There has been justifiable sentiment for some time now that only two of Reeza Hendricks, eye-opening newcomer Rassie van der Dussen and Markram will make the cut for the 15-strong squad, especially as veteran JP Duminy, if fit in time, should reclaim one of the stroke-playing berths even if a little lower in the order.
In Friday's inconveniently rain-affected (it robbed us all of a fuller, potentially more fascinating pre-World Cup "trial" viewing) third one-day international against Pakistan at Centurion, which the Proteas won on the Duckworth-Lewis method to take a 2-1 lead with two to play, Hendricks grabbed the opportunity fulsomely to demonstrate his worth again for the major jamboree from late May.
By the time it had become clear that no further play would be possible in the high-scoring encounter, the firm-striking but still elegant right-hander had advanced to a commanding, unbeaten 83 off 90 deliveries in a Proteas score of 187 for two; the initial requirement had been a pretty stiff 318 and it was a shame in many ways that a few players deeper in the home team's order did not earn the chance to show their mettle under pressure.
But the "two-thirds" Proteas innings (33 overs before the heavens opened again, decisively) was nevertheless enough for No 3 Hendricks to stiffen his quest for a plane ticket to England.
There was something of a Daryll Cullinan type of assuredness and aesthetically-pleasing textbook style in the way the Kimberley-born player went about his business against the Pakistani seamers and spinners alike, and he looked dead set for a century before the early end to the fixture.
He picked up length with lightning speed, enabling him to play some quite blistering front-of-wicket strokes for boundaries.
For sheer, overall dominance of the attack, his innings was not dissimilar to his sizzling debut century (102 off 89 balls) against Sri Lanka in Pallekele back in August.
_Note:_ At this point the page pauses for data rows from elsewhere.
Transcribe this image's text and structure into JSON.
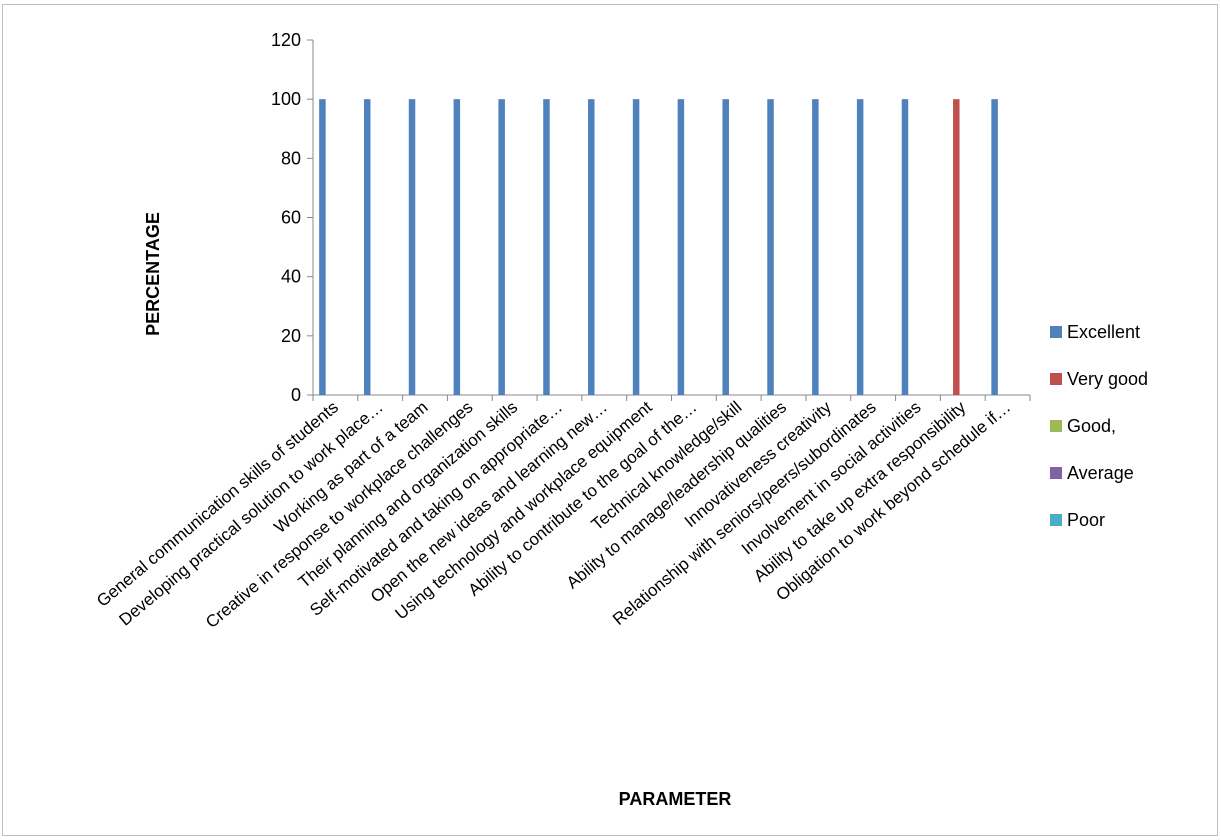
{
  "chart_data": {
    "type": "bar",
    "title": "",
    "xlabel": "PARAMETER",
    "ylabel": "PERCENTAGE",
    "ylim": [
      0,
      120
    ],
    "yticks": [
      0,
      20,
      40,
      60,
      80,
      100,
      120
    ],
    "grid": false,
    "legend_position": "right",
    "categories": [
      "General communication skills of students",
      "Developing practical solution to work place…",
      "Working as part of a team",
      "Creative in response to workplace challenges",
      "Their planning and organization skills",
      "Self-motivated and taking on appropriate…",
      "Open the new ideas and learning new…",
      "Using technology and workplace equipment",
      "Ability to contribute to the goal of the…",
      "Technical knowledge/skill",
      "Ability to manage/leadership qualities",
      "Innovativeness creativity",
      "Relationship with seniors/peers/subordinates",
      "Involvement in social activities",
      "Ability to take up extra responsibility",
      "Obligation to work beyond schedule if…"
    ],
    "series": [
      {
        "name": "Excellent",
        "color": "#4f81bd",
        "values": [
          100,
          100,
          100,
          100,
          100,
          100,
          100,
          100,
          100,
          100,
          100,
          100,
          100,
          100,
          0,
          100
        ]
      },
      {
        "name": "Very good",
        "color": "#c0504d",
        "values": [
          0,
          0,
          0,
          0,
          0,
          0,
          0,
          0,
          0,
          0,
          0,
          0,
          0,
          0,
          100,
          0
        ]
      },
      {
        "name": "Good,",
        "color": "#9bbb59",
        "values": [
          0,
          0,
          0,
          0,
          0,
          0,
          0,
          0,
          0,
          0,
          0,
          0,
          0,
          0,
          0,
          0
        ]
      },
      {
        "name": "Average",
        "color": "#8064a2",
        "values": [
          0,
          0,
          0,
          0,
          0,
          0,
          0,
          0,
          0,
          0,
          0,
          0,
          0,
          0,
          0,
          0
        ]
      },
      {
        "name": "Poor",
        "color": "#4bacc6",
        "values": [
          0,
          0,
          0,
          0,
          0,
          0,
          0,
          0,
          0,
          0,
          0,
          0,
          0,
          0,
          0,
          0
        ]
      }
    ]
  }
}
Following that performance, Hendricks subsided rather violently with successive scores of 2, 0, 5 and 1, but more recently a better degree of consistency has taken root and he now sports 377 ODI runs from a dozen appearances at an average of almost 35.
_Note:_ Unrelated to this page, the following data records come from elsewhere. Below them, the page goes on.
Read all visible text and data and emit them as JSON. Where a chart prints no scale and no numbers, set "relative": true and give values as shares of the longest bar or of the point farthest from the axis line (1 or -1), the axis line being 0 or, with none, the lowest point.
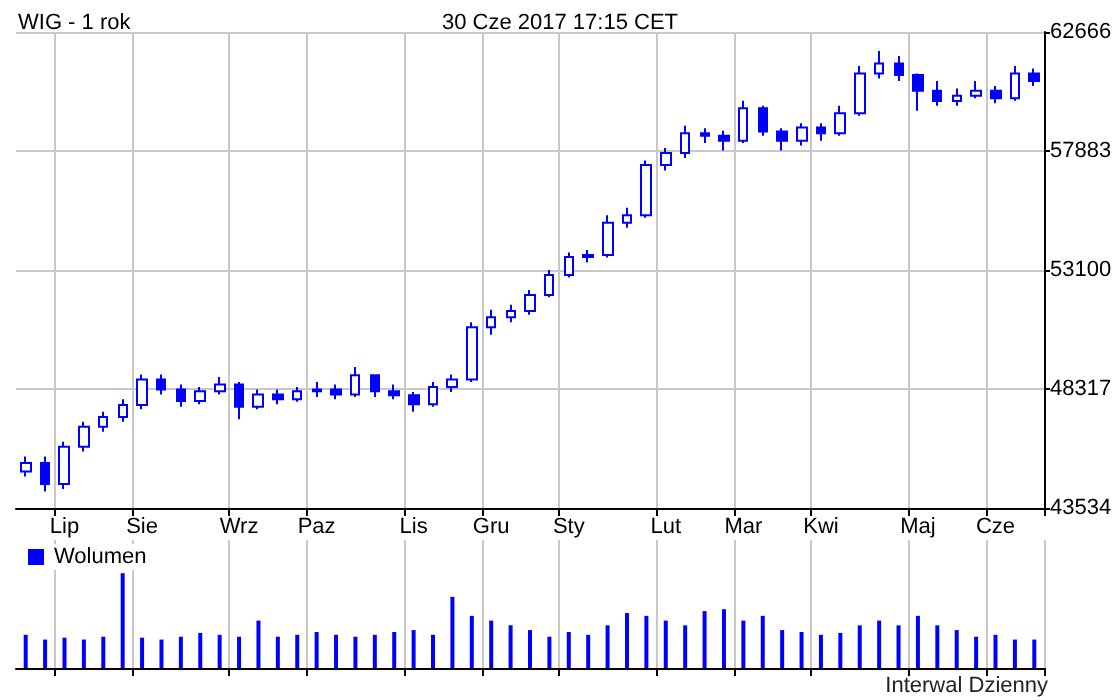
{
  "chart_data": [
    {
      "type": "candlestick",
      "title": "WIG - 1 rok",
      "subtitle": "30 Cze 2017 17:15 CET",
      "annotations": [
        "Interwal Dzienny"
      ],
      "color": "#0000ff",
      "grid": true,
      "categories": [
        null,
        null,
        "Lip",
        null,
        null,
        null,
        "Sie",
        null,
        null,
        null,
        null,
        "Wrz",
        null,
        null,
        null,
        "Paz",
        null,
        null,
        null,
        null,
        "Lis",
        null,
        null,
        null,
        "Gru",
        null,
        null,
        null,
        "Sty",
        null,
        null,
        null,
        null,
        "Lut",
        null,
        null,
        null,
        "Mar",
        null,
        null,
        null,
        "Kwi",
        null,
        null,
        null,
        null,
        "Maj",
        null,
        null,
        null,
        "Cze",
        null,
        null
      ],
      "ohlc": [
        [
          45000,
          45600,
          44800,
          45340
        ],
        [
          45340,
          45600,
          44200,
          44500
        ],
        [
          44500,
          46200,
          44300,
          46000
        ],
        [
          46000,
          47000,
          45800,
          46800
        ],
        [
          46800,
          47400,
          46600,
          47190
        ],
        [
          47190,
          47900,
          47000,
          47670
        ],
        [
          47670,
          48900,
          47500,
          48700
        ],
        [
          48700,
          48900,
          48100,
          48300
        ],
        [
          48300,
          48500,
          47600,
          47830
        ],
        [
          47830,
          48400,
          47700,
          48230
        ],
        [
          48230,
          48800,
          48100,
          48500
        ],
        [
          48500,
          48600,
          47100,
          47600
        ],
        [
          47600,
          48300,
          47500,
          48100
        ],
        [
          48100,
          48300,
          47700,
          47900
        ],
        [
          47900,
          48400,
          47800,
          48230
        ],
        [
          48230,
          48600,
          48000,
          48300
        ],
        [
          48300,
          48500,
          47900,
          48100
        ],
        [
          48100,
          49200,
          48000,
          48870
        ],
        [
          48870,
          48900,
          48000,
          48230
        ],
        [
          48230,
          48500,
          47900,
          48070
        ],
        [
          48070,
          48200,
          47400,
          47700
        ],
        [
          47700,
          48600,
          47600,
          48400
        ],
        [
          48400,
          48900,
          48200,
          48700
        ],
        [
          48700,
          51000,
          48600,
          50800
        ],
        [
          50800,
          51500,
          50500,
          51200
        ],
        [
          51200,
          51700,
          51000,
          51450
        ],
        [
          51450,
          52300,
          51300,
          52100
        ],
        [
          52100,
          53100,
          52000,
          52900
        ],
        [
          52900,
          53800,
          52800,
          53620
        ],
        [
          53620,
          53900,
          53400,
          53700
        ],
        [
          53700,
          55300,
          53600,
          55000
        ],
        [
          55000,
          55600,
          54800,
          55300
        ],
        [
          55300,
          57500,
          55200,
          57320
        ],
        [
          57320,
          58000,
          57100,
          57800
        ],
        [
          57800,
          58900,
          57600,
          58600
        ],
        [
          58600,
          58800,
          58200,
          58500
        ],
        [
          58500,
          58700,
          57900,
          58300
        ],
        [
          58300,
          59900,
          58200,
          59600
        ],
        [
          59600,
          59700,
          58500,
          58670
        ],
        [
          58670,
          58800,
          57900,
          58300
        ],
        [
          58300,
          59000,
          58100,
          58830
        ],
        [
          58830,
          59000,
          58300,
          58600
        ],
        [
          58600,
          59700,
          58500,
          59400
        ],
        [
          59400,
          61300,
          59300,
          61000
        ],
        [
          61000,
          61900,
          60800,
          61400
        ],
        [
          61400,
          61700,
          60700,
          60940
        ],
        [
          60940,
          61000,
          59500,
          60300
        ],
        [
          60300,
          60700,
          59700,
          59890
        ],
        [
          59890,
          60400,
          59700,
          60100
        ],
        [
          60100,
          60700,
          60000,
          60300
        ],
        [
          60300,
          60500,
          59800,
          60000
        ],
        [
          60000,
          61300,
          59900,
          61000
        ],
        [
          61000,
          61200,
          60500,
          60700
        ]
      ],
      "ylim": [
        43534,
        62666
      ],
      "yticks": [
        43534,
        48317,
        53100,
        57883,
        62666
      ]
    },
    {
      "type": "bar",
      "relative": true,
      "legend": "top left",
      "grid": "x",
      "categories": [
        null,
        null,
        null,
        null,
        null,
        null,
        null,
        null,
        null,
        null,
        null,
        null,
        null,
        null,
        null,
        null,
        null,
        null,
        null,
        null,
        null,
        null,
        null,
        null,
        null,
        null,
        null,
        null,
        null,
        null,
        null,
        null,
        null,
        null,
        null,
        null,
        null,
        null,
        null,
        null,
        null,
        null,
        null,
        null,
        null,
        null,
        null,
        null,
        null,
        null,
        null,
        null,
        null
      ],
      "series": [
        {
          "name": "Wolumen",
          "color": "#0000ff",
          "values": [
            0.35,
            0.3,
            0.32,
            0.3,
            0.33,
            1.0,
            0.32,
            0.3,
            0.33,
            0.37,
            0.35,
            0.33,
            0.5,
            0.33,
            0.35,
            0.38,
            0.35,
            0.33,
            0.35,
            0.38,
            0.4,
            0.35,
            0.75,
            0.55,
            0.5,
            0.45,
            0.4,
            0.33,
            0.38,
            0.35,
            0.45,
            0.58,
            0.55,
            0.5,
            0.45,
            0.6,
            0.62,
            0.5,
            0.55,
            0.4,
            0.38,
            0.35,
            0.37,
            0.45,
            0.5,
            0.45,
            0.55,
            0.45,
            0.4,
            0.33,
            0.35,
            0.3,
            0.3
          ]
        }
      ]
    }
  ]
}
Van der Dussen, shifted down the order on Friday in what would have been another interesting experiment, would probably have taken guard next, but instead didn't get the chance to add another meaningful score to his 93 and 80 not out from the earliest portion of this series.
So the more dormant figure of late, and possibly to his detriment when it comes to making the World Cup cut, has really been Markram, an emerging wunderkind of the Test landscape but yet to set alight the 50-overs arena at the highest level.
He has been "marooned" on 16 caps - and 407 runs at a lesser 25.43 - since his last outing against Australia at Hobart in early season, and must be desperate for a gig in what remains of the Pakistan series: Wanderers on Sunday (daytime) and Newlands in midweek.
Maybe Markram's best hope is that the brains trust decide they know what they have - as they surely do? - in long-serving maestro Hashim Amla and opt to rest him at the Bullring, giving each of the more youthful trio a gallop together on "Pink Day".
Bear in mind that if Markram doesn't feature at all in the remainder of the ODI series, he also has the drawback of not being part of the three-match Twenty20 series, where both Van der Dussen and Hendricks can further enhance their reputations in white-ball cricket.
Once that is out of the way, the Titans-based favourite would have to wait anxiously to see whether he is given a role in the squad for the last bilateral ODI series before the World Cup, against Sri Lanka.
Right now, Hendricks and Van der Dussen have their noses in front, even if Markram - remember, also a fine fielder, and South Africa were strangely sloppy in that department on Friday - can hardly be ruled out entirely yet from a CWC 2019 berth.